Spektakulärer Erfolg der Reporter vor dem BVerfG
Vor dem höchsten deutschen Gericht waren die Beschwerdeführer mit ihrer Verfassungsrüge nun in großem Umfang erfolgreich. Nach der Entscheidung der Verfassungsrichter sind wesentliche Regelungen der strategischen BND-Fernmeldeaufklärung mit dem deutschen GG nicht vereinbar. Einzige bittere Pille für die Beschwerdeführer: Zur Sicherung der politischen Handlungsfähigkeit der Bundesregierung hat das BVerfG angeordnet, dass die beanstandeten Vorschriften trotz ihrer Verfassungswidrigkeit vorläufig fortgelten, längstens jedoch bis zum 31.12.2021.
Anlasslose Überwachung nur gegenüber Ausländern zulässig
Kern des verfassungsrechtlichen Verfahrens war die die bisherige und vorläufig für eine Übergangsfrist weiterhin gestattete Überwachungspraxis des BND im Rahmen der Fernmeldeaufklärung im Ausland. Dabei durchforstet der BND anlasslos, ohne konkreten Verdacht nach Bedarf Datenströme in Netzen außerhalb der BRD. Sogenannte Selektoren überwachen das Netz nach Suchbegriffen ständig automatisch, u.a. durch Anzapfen des Netzknotenpunktes Frankfurt.
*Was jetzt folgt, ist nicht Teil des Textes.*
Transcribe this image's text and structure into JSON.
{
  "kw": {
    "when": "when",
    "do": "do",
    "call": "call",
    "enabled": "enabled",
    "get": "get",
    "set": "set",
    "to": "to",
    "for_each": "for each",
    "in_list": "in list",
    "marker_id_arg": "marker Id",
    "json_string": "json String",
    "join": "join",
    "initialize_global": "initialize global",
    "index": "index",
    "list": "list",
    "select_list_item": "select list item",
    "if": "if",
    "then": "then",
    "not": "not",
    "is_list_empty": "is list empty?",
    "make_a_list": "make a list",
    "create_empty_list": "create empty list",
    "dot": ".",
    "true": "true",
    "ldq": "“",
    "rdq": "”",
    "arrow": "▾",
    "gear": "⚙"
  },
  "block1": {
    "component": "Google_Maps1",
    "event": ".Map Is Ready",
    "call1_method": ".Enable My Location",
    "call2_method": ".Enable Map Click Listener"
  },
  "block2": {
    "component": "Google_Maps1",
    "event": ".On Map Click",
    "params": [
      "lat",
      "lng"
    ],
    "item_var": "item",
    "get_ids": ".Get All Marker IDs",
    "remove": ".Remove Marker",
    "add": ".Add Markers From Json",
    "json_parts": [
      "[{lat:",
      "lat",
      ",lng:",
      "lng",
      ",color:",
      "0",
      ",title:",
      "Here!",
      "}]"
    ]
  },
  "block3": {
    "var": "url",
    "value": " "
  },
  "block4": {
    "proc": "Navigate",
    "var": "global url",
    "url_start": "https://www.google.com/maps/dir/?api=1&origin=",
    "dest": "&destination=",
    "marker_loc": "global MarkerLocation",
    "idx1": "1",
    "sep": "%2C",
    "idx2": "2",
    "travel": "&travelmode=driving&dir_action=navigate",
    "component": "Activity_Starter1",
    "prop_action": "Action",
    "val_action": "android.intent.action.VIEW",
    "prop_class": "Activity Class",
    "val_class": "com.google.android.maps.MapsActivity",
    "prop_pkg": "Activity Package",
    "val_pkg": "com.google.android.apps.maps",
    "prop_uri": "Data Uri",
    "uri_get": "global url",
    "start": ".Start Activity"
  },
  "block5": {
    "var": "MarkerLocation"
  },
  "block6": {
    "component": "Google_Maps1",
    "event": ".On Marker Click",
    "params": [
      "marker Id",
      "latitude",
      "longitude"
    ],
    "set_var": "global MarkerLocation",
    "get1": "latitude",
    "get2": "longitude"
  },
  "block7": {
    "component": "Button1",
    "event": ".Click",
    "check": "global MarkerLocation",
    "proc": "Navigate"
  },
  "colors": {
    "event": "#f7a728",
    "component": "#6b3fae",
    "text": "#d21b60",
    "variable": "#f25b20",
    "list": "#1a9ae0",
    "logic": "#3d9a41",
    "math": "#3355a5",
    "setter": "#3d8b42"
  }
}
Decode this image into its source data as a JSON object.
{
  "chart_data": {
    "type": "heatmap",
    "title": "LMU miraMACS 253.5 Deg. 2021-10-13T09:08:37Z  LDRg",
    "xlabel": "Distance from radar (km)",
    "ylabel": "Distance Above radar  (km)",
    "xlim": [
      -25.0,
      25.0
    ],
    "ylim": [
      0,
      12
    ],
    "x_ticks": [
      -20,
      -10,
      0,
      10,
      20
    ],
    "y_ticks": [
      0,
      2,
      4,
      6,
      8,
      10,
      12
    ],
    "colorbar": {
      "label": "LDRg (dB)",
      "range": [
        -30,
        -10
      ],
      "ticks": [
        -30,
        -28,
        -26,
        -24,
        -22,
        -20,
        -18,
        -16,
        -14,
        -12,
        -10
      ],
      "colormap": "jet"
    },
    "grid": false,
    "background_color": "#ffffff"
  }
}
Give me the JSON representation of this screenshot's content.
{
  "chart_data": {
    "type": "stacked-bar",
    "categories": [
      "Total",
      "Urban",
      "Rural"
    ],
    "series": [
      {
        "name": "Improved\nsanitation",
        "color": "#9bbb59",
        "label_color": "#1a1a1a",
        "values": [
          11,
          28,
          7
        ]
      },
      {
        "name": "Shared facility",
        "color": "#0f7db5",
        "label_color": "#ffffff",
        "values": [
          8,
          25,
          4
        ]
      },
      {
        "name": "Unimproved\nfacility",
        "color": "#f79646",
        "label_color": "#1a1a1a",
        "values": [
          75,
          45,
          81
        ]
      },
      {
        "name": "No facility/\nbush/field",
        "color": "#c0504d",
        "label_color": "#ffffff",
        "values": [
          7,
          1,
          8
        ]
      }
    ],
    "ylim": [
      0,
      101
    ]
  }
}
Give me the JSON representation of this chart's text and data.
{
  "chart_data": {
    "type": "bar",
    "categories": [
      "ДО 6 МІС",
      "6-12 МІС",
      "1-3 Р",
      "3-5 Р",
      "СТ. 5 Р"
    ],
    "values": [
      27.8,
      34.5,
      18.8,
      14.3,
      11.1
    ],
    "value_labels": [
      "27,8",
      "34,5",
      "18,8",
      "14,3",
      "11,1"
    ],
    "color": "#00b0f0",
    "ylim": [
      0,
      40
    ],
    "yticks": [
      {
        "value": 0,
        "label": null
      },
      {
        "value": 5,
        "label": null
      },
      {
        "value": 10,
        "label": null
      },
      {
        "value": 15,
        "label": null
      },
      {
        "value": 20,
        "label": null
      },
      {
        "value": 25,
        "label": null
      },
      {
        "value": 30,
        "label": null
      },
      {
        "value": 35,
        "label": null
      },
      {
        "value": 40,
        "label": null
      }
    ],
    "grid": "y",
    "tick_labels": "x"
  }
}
Ein wesentlicher Punkt der Verfassungsrüge der Beschwerdeführer im anhängigen Verfahren: Die Ergebnisse gibt der BND auf Anfrage auch an ausländische Partnerdienste weiter. Der Vertreter der Bundesregierung, Joachim Wieland, erklärte in der mündlichen Verhandlung vor dem BVerfG hierzu, wer von ausländischen Geheimdiensten Informationen erhalten wolle, müsse umgekehrt auch etwas bieten. Alles andere sei unrealistisch.
BND-Gesetz ist Rechtsgrundlage der anlasslosen Auslandsüberwachung
Der BND ist der deutsche Auslandsgeheimdienst. Er verfügt über ca. 6.500 Mitarbeiter und informiert die Bundesregierung ständig über Entwicklungen von außen- und sicherheitspolitischer Bedeutung. Bis zum Jahr 2017 erfolgte die Auslandsüberwachung ohne Rechtsgrundlage.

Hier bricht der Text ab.